Friday, January 2, 2009

Neato Day.

I actually will post about today's truly neato day tomorrow. Hah. Foreshadowing. Love it.

Today's post title, in reality, comes from me misreading the title of a professional union magazine I receive. Until recently, the teachers' unions in NY (New York State United Teachers, or NYSUT) were affiliated solely with the American Federation of Teachers (AFT) and not with the National Education Association (NEA). You can tell I'm in education by the collection of acronyms-I could do a dissertation about the quantity and scope of them.

Ahem. Anyway...now, by some miracle of modern...something...we are affiliated with both. So I get journals from NYSUT (very labor-issue oriented), AFT (one specifically labor-related, and one professional research-related called American Educator, which is quite good), and now I also get one from the NEA (which is a little of each) entitled neatoday. The first time I ever received this little 'zine I 1) had no idea we would be getting it, and 2) as the title is printed in all lower-case letters, immediately misinterpreted it. It is, of course, NEA Today. But it will be forever Neato Day to me.
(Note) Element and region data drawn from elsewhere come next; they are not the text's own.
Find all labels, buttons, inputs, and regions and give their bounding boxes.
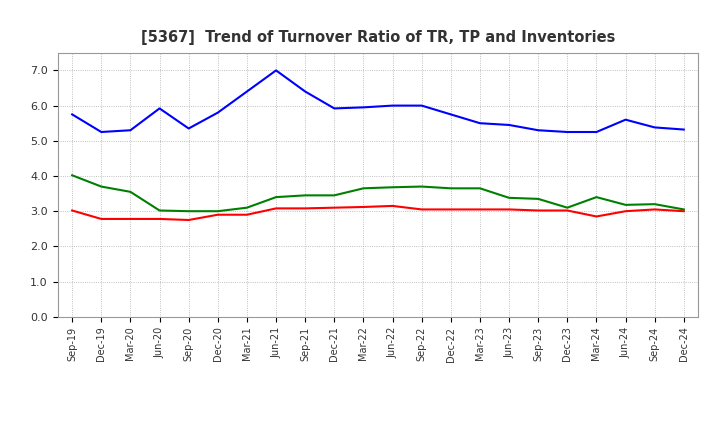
Trade Receivables (621, 209, 630, 214)
Inventories (446, 186, 455, 191)
Inventories (418, 184, 426, 189)
Inventories (476, 186, 485, 191)
Trade Receivables (68, 208, 76, 213)
Trade Payables (446, 112, 455, 117)
Trade Payables (563, 129, 572, 135)
Inventories (388, 185, 397, 190)
Trade Receivables (330, 205, 338, 210)
Trade Receivables (388, 203, 397, 209)
Inventories (621, 202, 630, 208)
Trade Receivables (301, 206, 310, 211)
Inventories (650, 202, 659, 207)
Trade Receivables (534, 208, 543, 213)
Inventories (243, 205, 251, 210)
Trade Receivables (359, 204, 368, 209)
Trade Payables (388, 103, 397, 108)
Trade Receivables (505, 207, 513, 212)
Inventories (359, 186, 368, 191)
Trade Receivables (271, 206, 280, 211)
Trade Receivables (156, 216, 164, 222)
Line: Trade Receivables: Trade Receivables (72, 206, 684, 220)
Trade Payables (68, 112, 76, 117)
Inventories (563, 205, 572, 210)
Inventories (271, 194, 280, 200)
Trade Payables (243, 89, 251, 94)
Inventories (184, 209, 193, 214)
Inventories (505, 195, 513, 201)
Inventories (534, 196, 543, 202)
Trade Payables (476, 121, 485, 126)
Trade Receivables (476, 207, 485, 212)
Trade Receivables (243, 212, 251, 217)
Trade Payables (213, 110, 222, 115)
Trade Receivables (563, 208, 572, 213)
Inventories (301, 193, 310, 198)
Trade Payables (418, 103, 426, 108)
Title: [5367]  Trend of Turnover Ratio of TR, TP and Inventories: [5367] Trend of Turnover Ratio of TR, TP… (141, 29, 615, 45)
Inventories (126, 189, 135, 194)
Inventories (330, 193, 338, 198)
Trade Receivables (418, 207, 426, 212)
Line: Trade Payables: Trade Payables (72, 70, 684, 132)
Trade Receivables (97, 216, 106, 222)
Trade Payables (301, 89, 310, 94)
Trade Payables (330, 106, 338, 111)
Trade Receivables (126, 216, 135, 222)
Line: Inventories: Inventories (72, 175, 684, 211)
Trade Payables (126, 128, 135, 133)
Trade Payables (621, 117, 630, 122)
Trade Receivables (592, 214, 600, 219)
Inventories (680, 207, 688, 212)
Trade Payables (505, 122, 513, 128)
Inventories (68, 172, 76, 178)
Trade Payables (271, 68, 280, 73)
Inventories (592, 194, 600, 200)
Trade Payables (680, 127, 688, 132)
Trade Payables (97, 129, 106, 135)
Inventories (97, 184, 106, 189)
Trade Payables (156, 106, 164, 111)
Inventories (213, 209, 222, 214)
Inventories (156, 208, 164, 213)
Trade Receivables (213, 212, 222, 217)
Trade Receivables (446, 207, 455, 212)
Trade Payables (359, 105, 368, 110)
Trade Receivables (650, 207, 659, 212)
Trade Payables (184, 126, 193, 131)
Trade Receivables (680, 209, 688, 214)
Trade Payables (534, 128, 543, 133)
Trade Payables (592, 129, 600, 135)
Trade Receivables (184, 217, 193, 223)
Trade Payables (650, 125, 659, 130)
In the latest issue of Neato Day, as in all their issues, they pose a question to teachers and print a selection of responses. This one was, predictably, about New Year's resolutions. OK, fine, could there possibly be a publication that doesn't broach this hottest of topics? But once something is in front of me, I must read it, even if just to mock it gently (or not so gently, as need be) later on. One response actually struck me.

One woman said that she had decided that instead of making long, detailed resolutions that were nearly impossible to keep, she would focus on a single word: a quality she wished to nurture within herself. For her first go at this, she chose "patience," and applied to it as many situations as she could recognize needed it. (Which, especially if she's like me, would be numerous.)

Resolutions have never quite worked out for me, either. Perhaps that means I have no willpower, or perhaps I resolved to do things that were simply out of my reach with the skills I had at that point in my life. Either way, I don't like to leave things dangling, so incomplete resolutions don't feel good. This different approach, however, feels like it could work. It's specific enough to have discreet behaviors that could be attached (as in, counting to ten before blowing up at someone, that sort of thing), yet broad enough to be applied in a variety of situations. Flexible, yet purposeful.

So, to that end (and because I am a chronic over-achiever), I have selected four qualities (is that the word I want? you know what I mean, don't you?) I wish to be mindful of this year:

Patience
Discipline
Stability
Balance

I'll keep you posted.

1 comment:

Marcy said...

I like those 4. I try always for patience myself, but maybe a person needs to try for all to succeed at one.